After six years without a murder, there were two in Colonie in 2021. In April, Marek Kokoszko killed his wife before committing suicide at their Boght Road home. And in May, Xiaa Price was shot to death at the Motel 6 on Curry Road. Three men, Paul Streeks, Desirique Johnson and Kenneth Spencer, stand charged with shooting Price once in the head during the commission of a robbery at the motel.
There has been one murder this year. In February, 33-year-old Nicholas Pantoni was arrested for beating to death his 82-year-old grandfather on Arcadia Court. The last murder in town, prior to three mentioned above, was the brutal killing of hairdresser Jacqueline Porreca at the Recycled Hair Salon on Sand Creek Road. Two men, Sean Moreland and Michael Chmielewski, were convicted of the crime and are currently serving prison sentences.
In the Village of Menands, which is within the Town of Colonie but has its own police department, index crimes dropped from 131 to 107 from 2020 to 2021. Violent crime did double, though, from three in 2020 to six in 2021 thanks to the village seeing three more incidents of aggravated assault. The village saw the largest drop in larcenies, from 111 to 87.
In Albany County, the number of index crimes jumped from 7,450 in 2020 to 7,880 a year later, or 5.8 percent. The number of violent crime jumped by 6 percent from 1,127 to 1,197 while property crimes jumped from 6,323 to 6,683, or 5.7 percent. The number of violent crimes committed with a weapon in Albany County jumped by 16.9 percent, from 239 in 2020 to 279 in 2021.
Albany County’s increase in violent crime was largely driven by the City of Albany, where index crimes jumped from 3,571 to 3,837 and violent crime jumped from 881 to 945, a 7.3 percent increase. The number of murders in the state’s Capitol City increased by six, 18 to 24 from 2020 to 2021.
There has been a steady, and steep, increase in the number of motor vehicle thefts across Albany County, from 226 in 2017 to 501 in 2020 — a 121 percent increase. Seventy percent, 354, of all vehicle thefts in the county occurred in the City of Albany during 2021.
The Albany County Sheriff’s Department, though, answered 44 percent less index crime calls from 2020 to 2021, according to the DCJS.

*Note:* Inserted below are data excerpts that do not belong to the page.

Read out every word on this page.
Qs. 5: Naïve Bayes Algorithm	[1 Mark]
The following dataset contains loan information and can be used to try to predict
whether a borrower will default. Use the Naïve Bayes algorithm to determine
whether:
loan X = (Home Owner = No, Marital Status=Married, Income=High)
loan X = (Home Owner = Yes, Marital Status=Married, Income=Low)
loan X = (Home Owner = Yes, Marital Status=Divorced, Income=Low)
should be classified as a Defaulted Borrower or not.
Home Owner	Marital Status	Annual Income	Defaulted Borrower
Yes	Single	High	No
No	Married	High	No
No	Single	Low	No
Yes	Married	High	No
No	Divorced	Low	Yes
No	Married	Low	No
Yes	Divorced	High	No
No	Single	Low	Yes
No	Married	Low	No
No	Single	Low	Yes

In 2020, there were 131 index crimes reported by the department and a year later there were 73. There were five more violent crimes (13 to 18) while property crimes dropped from 118 to 55.
Statewide, from 2020 to 2021, the total number of index crimes dropped from 343,861 to 343,857, a decrease of less than 1 percent. Violent crime, though, jumped by nearly 8 percent, from 70,708 to 76,229. Property crimes decreased by more than 2 percent, from 273,153 to 267,128.

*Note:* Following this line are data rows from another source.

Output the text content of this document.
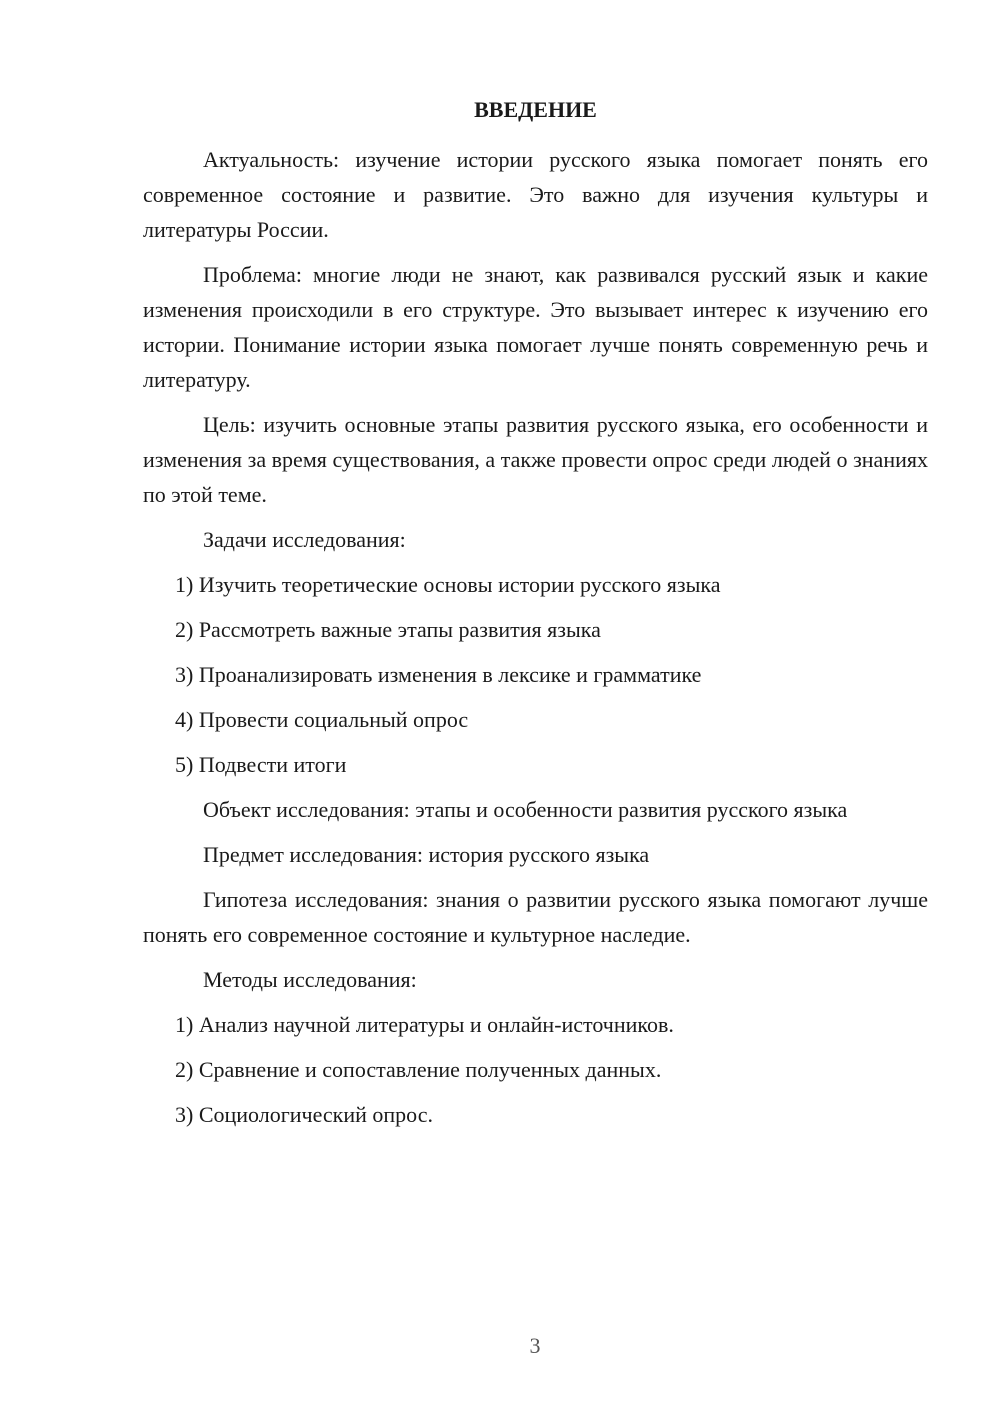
ВВЕДЕНИЕ

Актуальность: изучение истории русского языка помогает понять его современное состояние и развитие. Это важно для изучения культуры и литературы России.

Проблема: многие люди не знают, как развивался русский язык и какие изменения происходили в его структуре. Это вызывает интерес к изучению его истории. Понимание истории языка помогает лучше понять современную речь и литературу.

Цель: изучить основные этапы развития русского языка, его особенности и изменения за время существования, а также провести опрос среди людей о знаниях по этой теме.

Задачи исследования:

1) Изучить теоретические основы истории русского языка
2) Рассмотреть важные этапы развития языка
3) Проанализировать изменения в лексике и грамматике
4) Провести социальный опрос
5) Подвести итоги

Объект исследования: этапы и особенности развития русского языка

Предмет исследования: история русского языка

Гипотеза исследования: знания о развитии русского языка помогают лучше понять его современное состояние и культурное наследие.

Методы исследования:

1) Анализ научной литературы и онлайн-источников.
2) Сравнение и сопоставление полученных данных.
3) Социологический опрос.
3
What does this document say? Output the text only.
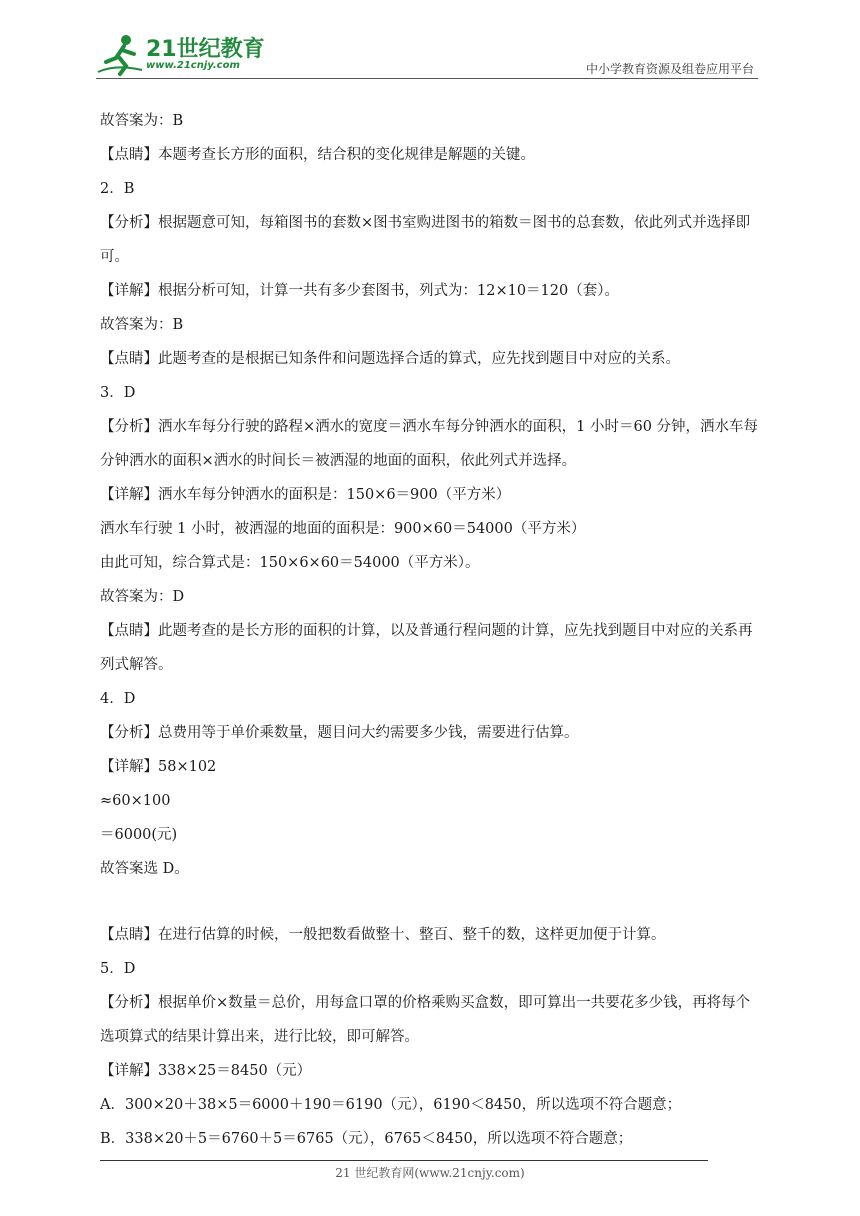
21世纪教育
www.21cnjy.com	中小学教育资源及组卷应用平台

故答案为：B

【点睛】本题考查长方形的面积，结合积的变化规律是解题的关键。

2．B

【分析】根据题意可知，每箱图书的套数×图书室购进图书的箱数＝图书的总套数，依此列式并选择即可。

【详解】根据分析可知，计算一共有多少套图书，列式为：12×10＝120（套）。

故答案为：B

【点睛】此题考查的是根据已知条件和问题选择合适的算式，应先找到题目中对应的关系。

3．D

【分析】洒水车每分行驶的路程×洒水的宽度＝洒水车每分钟洒水的面积，1 小时＝60 分钟，洒水车每分钟洒水的面积×洒水的时间长＝被洒湿的地面的面积，依此列式并选择。

【详解】洒水车每分钟洒水的面积是：150×6＝900（平方米）

洒水车行驶 1 小时，被洒湿的地面的面积是：900×60＝54000（平方米）

由此可知，综合算式是：150×6×60＝54000（平方米）。

故答案为：D

【点睛】此题考查的是长方形的面积的计算，以及普通行程问题的计算，应先找到题目中对应的关系再列式解答。

4．D

【分析】总费用等于单价乘数量，题目问大约需要多少钱，需要进行估算。

【详解】58×102

≈60×100

＝6000(元)

故答案选 D。

【点睛】在进行估算的时候，一般把数看做整十、整百、整千的数，这样更加便于计算。

5．D

【分析】根据单价×数量＝总价，用每盒口罩的价格乘购买盒数，即可算出一共要花多少钱，再将每个选项算式的结果计算出来，进行比较，即可解答。

【详解】338×25＝8450（元）

A．300×20＋38×5＝6000＋190＝6190（元），6190＜8450，所以选项不符合题意；

B．338×20＋5＝6760＋5＝6765（元），6765＜8450，所以选项不符合题意；

21 世纪教育网(www.21cnjy.com)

Nationally, the crime rate for 2021 is not as cut and dry since the FBI did not release any data because, the agency said, not enough local law enforcement agencies complied with voluntarily passing along data as they have in the past.
According to the FBI, only about half of the country’s 18,818 law enforcement agencies reported their statistics so the agency could analyze national crime trends, an exercise it has been doing since the 1930s.

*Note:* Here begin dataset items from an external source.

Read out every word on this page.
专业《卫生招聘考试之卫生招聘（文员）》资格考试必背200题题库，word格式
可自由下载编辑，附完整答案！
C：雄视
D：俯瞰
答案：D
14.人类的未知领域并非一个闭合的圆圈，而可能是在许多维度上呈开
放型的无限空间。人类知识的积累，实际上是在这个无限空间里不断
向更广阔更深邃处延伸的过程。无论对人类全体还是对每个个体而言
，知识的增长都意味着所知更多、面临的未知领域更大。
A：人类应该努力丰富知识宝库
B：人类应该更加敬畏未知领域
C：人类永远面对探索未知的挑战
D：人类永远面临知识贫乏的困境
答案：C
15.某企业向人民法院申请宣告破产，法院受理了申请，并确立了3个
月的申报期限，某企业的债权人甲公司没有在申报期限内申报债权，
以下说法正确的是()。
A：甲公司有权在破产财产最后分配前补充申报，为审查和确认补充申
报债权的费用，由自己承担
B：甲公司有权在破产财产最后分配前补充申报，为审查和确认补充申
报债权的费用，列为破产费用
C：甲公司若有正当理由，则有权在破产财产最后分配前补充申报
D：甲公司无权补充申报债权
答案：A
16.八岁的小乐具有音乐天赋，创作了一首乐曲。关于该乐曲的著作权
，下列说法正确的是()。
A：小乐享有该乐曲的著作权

After announcing a change was coming in 2015, in 2020, the FBI changed the way it required the local agencies to collect data, according to Time magazine, and while the new method — National Incident Based Reporting System — does have more specifics of the crimes committed the system is more expensive and more labor intensive than the old way of collecting data, the Uniform Crime Reporting System.
Nevertheless, according to the FBI homicides in the U.S. increased by 29 percent in 2020.